In Hyperreality China (超真实中国), Zeng documented the transformation and urbanization of China “in which the actual viewsights appear to be somewhat of a ‘hyperreality'”, a term, in Zeng’s words, derived from the French philosopher Jean Baudrillard, referring to the blurring of the destinction between reality and falsity.” Zeng was shown looking for the best view of this coin-like building in Guangzhou, which I thought spectacular fit his theme. Zeng shoots with a Rolliflex, of course.
[Photographer: Zeng Han]
– Singaporean hedge fund manager and photographer Jimmy Lam has been photographing China since 1994, and has shifted his focus from vanishing cultures of rural southwestern China to the dynamics of China’s most intense period of urbanisation. NYT Lens shows a great selection of Lam’s work.
Mr. Lam believes that China is often misunderstood by Western photographers and journalists. There have been photographers who have romanticized China or only photographed people in the margins — which he says is fine because there are many poor people. But his focus has been the many people being lifted out of poverty by 10 percent annual growth and the rise of the middle and upper classes in a country that is at least nominally Communist.
The key to understanding China today, he says, is nationalism, confidence and pride.
“The Chinese people have so much pride; they want to tell the world that they are no longer a third world country, and they want to be treated as equal partners, not as a backward society,” he said.
[Photographer: Jimmy Lam]
– I miss waking up to public radio when living in Washington DC. Marketplace’s Shanghai correspondent Rob Schmitz looks at how the port city of Tianjin has replicated Manhattan from buildings to layout … and not doing a great job in completing the place. The best line had to be a translation of an advertisement for Tianjin’s Manhattan project, “Concentrate world capital and set China’s ambition.”
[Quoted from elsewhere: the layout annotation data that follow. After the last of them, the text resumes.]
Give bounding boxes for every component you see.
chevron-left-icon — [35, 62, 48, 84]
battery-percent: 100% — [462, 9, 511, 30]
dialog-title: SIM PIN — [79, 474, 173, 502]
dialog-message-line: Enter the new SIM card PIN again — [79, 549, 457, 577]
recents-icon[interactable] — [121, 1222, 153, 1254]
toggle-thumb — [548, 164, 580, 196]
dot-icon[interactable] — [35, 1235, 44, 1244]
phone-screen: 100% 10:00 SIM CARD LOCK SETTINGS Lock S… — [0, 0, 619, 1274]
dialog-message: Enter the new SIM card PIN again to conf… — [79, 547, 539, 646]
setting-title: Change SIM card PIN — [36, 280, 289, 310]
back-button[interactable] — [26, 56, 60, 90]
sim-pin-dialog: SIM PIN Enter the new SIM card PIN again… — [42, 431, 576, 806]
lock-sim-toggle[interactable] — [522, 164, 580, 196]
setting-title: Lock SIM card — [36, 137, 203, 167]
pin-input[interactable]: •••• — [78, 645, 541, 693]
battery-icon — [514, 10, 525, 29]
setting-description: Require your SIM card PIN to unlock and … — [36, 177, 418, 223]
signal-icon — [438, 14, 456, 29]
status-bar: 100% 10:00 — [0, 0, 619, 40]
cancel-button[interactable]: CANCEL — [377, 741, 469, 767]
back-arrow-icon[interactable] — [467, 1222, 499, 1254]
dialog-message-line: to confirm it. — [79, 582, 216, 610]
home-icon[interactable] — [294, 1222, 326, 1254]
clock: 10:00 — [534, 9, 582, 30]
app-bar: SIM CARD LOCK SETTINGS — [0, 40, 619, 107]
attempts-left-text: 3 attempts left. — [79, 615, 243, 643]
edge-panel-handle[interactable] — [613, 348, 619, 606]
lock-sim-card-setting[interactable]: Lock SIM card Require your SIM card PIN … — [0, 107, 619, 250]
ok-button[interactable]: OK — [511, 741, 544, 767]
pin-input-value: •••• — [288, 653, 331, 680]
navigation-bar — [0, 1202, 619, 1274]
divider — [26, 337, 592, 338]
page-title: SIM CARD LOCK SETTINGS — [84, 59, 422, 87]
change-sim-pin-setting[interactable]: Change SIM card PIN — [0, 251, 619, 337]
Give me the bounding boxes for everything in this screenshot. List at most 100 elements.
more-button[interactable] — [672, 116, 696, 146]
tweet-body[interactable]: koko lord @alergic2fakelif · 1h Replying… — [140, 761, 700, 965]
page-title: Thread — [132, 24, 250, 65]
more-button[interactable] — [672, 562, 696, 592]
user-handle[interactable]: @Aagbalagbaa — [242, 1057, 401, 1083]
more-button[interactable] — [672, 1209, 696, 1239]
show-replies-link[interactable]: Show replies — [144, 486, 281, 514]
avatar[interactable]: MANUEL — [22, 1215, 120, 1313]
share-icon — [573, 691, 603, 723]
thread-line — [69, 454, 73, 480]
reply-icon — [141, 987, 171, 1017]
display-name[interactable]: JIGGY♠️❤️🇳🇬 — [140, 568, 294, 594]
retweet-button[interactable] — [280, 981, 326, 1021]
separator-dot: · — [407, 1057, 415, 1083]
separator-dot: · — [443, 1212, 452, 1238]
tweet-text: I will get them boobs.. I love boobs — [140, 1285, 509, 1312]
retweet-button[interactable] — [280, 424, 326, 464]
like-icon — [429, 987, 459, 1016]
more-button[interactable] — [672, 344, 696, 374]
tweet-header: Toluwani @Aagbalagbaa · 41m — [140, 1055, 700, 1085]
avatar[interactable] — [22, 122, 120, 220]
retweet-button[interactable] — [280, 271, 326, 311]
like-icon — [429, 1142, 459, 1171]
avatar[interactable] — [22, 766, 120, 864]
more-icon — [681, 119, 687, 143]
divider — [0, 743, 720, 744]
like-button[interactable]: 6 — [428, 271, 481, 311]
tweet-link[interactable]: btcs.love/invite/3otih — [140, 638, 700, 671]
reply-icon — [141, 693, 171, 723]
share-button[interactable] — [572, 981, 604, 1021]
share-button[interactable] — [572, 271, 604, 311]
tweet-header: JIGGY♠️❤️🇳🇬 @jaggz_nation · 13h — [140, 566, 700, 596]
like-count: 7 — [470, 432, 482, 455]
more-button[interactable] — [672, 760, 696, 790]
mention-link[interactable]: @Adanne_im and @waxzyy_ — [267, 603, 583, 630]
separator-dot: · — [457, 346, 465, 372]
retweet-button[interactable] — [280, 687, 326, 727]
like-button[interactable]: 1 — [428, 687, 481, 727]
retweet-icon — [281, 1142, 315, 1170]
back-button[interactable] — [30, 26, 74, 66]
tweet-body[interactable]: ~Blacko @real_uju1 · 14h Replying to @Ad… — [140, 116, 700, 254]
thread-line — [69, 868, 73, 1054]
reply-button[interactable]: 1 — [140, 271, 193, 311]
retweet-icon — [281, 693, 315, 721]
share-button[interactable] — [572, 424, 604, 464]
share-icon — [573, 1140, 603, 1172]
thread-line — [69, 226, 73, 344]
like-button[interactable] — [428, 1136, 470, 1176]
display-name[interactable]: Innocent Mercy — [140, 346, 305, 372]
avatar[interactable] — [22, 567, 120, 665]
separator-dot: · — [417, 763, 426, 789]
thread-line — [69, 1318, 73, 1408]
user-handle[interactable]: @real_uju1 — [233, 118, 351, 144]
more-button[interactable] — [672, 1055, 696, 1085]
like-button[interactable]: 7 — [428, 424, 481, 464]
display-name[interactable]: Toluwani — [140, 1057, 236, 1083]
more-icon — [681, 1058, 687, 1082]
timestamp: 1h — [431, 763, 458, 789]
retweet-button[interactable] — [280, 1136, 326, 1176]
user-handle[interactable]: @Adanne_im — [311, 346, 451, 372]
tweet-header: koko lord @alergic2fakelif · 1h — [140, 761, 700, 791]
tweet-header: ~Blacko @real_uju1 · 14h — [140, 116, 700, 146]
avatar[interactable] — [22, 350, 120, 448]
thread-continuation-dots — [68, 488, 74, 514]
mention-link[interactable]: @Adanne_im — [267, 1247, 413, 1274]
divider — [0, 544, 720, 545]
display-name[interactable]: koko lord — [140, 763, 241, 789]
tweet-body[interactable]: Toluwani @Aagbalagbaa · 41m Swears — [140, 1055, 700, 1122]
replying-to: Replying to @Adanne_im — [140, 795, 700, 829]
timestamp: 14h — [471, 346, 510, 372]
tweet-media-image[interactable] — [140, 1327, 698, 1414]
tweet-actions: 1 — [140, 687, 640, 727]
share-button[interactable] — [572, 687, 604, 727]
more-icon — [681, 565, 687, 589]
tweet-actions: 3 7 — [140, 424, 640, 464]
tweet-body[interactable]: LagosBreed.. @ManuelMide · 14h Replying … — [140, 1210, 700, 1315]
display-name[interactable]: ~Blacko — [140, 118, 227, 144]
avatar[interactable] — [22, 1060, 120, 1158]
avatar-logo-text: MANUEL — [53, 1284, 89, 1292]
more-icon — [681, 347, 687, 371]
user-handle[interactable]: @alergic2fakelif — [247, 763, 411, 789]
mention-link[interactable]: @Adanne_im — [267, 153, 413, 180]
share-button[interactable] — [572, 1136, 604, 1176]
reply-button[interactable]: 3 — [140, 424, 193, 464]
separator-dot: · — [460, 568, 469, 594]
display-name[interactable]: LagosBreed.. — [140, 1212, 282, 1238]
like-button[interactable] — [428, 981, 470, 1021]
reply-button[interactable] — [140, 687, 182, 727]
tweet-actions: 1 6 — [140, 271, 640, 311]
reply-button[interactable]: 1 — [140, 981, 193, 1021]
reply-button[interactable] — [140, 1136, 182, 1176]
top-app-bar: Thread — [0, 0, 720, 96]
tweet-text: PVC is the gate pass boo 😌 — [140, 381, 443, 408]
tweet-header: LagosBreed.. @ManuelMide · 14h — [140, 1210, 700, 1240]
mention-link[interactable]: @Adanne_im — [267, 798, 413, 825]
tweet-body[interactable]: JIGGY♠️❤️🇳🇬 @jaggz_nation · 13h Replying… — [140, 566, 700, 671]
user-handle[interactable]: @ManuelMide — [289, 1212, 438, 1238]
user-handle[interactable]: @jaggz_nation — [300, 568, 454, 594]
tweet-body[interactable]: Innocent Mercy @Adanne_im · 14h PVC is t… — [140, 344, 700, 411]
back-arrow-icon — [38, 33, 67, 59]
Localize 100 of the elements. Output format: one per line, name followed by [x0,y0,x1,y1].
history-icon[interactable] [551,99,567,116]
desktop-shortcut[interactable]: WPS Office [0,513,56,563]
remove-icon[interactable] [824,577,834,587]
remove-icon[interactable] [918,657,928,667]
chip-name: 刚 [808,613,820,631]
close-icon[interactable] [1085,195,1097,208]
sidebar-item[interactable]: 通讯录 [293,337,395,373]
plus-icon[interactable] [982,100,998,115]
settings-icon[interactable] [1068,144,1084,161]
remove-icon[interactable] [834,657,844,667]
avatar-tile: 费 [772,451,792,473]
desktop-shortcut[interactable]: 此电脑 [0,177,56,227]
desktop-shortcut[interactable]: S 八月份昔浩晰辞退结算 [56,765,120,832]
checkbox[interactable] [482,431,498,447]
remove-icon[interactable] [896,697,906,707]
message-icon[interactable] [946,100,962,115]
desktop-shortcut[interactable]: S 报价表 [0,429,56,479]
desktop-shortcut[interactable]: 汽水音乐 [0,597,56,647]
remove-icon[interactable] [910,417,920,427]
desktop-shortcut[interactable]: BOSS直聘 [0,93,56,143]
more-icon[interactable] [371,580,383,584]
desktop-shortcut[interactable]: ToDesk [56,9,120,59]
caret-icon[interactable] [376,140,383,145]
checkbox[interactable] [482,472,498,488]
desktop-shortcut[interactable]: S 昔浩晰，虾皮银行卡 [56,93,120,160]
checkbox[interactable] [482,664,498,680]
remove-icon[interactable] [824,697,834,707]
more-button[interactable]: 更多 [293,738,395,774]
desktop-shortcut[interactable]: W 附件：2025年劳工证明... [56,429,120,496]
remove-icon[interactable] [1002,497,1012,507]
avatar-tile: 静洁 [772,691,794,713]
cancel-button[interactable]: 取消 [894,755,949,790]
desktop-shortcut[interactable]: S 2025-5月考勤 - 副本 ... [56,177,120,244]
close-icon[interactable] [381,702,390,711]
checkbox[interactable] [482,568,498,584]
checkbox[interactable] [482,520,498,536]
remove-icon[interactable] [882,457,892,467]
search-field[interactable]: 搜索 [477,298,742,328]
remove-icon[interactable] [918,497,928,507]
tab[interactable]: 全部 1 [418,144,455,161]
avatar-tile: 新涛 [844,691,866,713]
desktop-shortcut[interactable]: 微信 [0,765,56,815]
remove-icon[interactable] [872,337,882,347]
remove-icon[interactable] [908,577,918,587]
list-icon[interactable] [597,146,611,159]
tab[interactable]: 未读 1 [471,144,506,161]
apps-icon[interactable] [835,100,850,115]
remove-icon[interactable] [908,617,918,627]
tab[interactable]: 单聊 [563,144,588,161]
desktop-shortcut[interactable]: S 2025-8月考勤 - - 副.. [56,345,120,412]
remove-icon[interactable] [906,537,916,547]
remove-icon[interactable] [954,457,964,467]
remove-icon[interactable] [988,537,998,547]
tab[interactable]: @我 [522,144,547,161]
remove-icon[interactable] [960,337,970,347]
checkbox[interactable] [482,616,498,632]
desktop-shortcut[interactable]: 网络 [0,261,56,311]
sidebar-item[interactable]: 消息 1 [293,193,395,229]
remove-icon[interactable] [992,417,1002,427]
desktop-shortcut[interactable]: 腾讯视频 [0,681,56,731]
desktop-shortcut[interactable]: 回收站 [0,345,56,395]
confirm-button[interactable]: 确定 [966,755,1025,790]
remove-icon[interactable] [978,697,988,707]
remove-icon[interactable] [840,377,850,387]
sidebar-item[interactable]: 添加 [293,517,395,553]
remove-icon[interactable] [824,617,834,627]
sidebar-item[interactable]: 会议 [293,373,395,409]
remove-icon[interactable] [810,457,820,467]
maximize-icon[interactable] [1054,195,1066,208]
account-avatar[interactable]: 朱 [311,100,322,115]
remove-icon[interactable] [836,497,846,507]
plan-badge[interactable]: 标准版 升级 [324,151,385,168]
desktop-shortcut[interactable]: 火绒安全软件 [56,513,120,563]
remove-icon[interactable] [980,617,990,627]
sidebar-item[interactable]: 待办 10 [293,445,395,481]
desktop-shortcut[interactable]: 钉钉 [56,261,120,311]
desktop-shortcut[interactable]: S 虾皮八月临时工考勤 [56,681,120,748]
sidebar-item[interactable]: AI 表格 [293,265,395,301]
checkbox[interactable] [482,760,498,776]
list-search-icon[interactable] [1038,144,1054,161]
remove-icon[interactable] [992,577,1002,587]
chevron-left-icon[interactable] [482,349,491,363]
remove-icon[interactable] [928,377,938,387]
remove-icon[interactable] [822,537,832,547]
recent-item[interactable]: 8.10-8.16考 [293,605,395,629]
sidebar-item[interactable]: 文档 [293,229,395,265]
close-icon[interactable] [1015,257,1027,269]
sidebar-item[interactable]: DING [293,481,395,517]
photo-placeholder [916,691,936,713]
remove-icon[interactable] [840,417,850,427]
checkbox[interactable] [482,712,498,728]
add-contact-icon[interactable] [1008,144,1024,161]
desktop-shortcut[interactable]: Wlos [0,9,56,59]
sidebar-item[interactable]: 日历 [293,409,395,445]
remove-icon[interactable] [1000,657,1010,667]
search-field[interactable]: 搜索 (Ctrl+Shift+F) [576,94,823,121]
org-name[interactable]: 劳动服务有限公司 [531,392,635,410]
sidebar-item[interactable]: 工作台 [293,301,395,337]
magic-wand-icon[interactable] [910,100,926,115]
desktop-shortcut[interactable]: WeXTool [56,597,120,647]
– You may know of Chinese artist Liu Bolin who paints himself into a background to the point of being indistinguishable. He’s in New York this time and his team captured the process of preparing for “Disappearing in Place” in Queens, New York. I thought it was a perfect metaphor of how a person can get overwhelmed and lost in a metropolis like New York. Yet in contrast, New York has a 8.5 million population, Shanghai has a 24.5 million.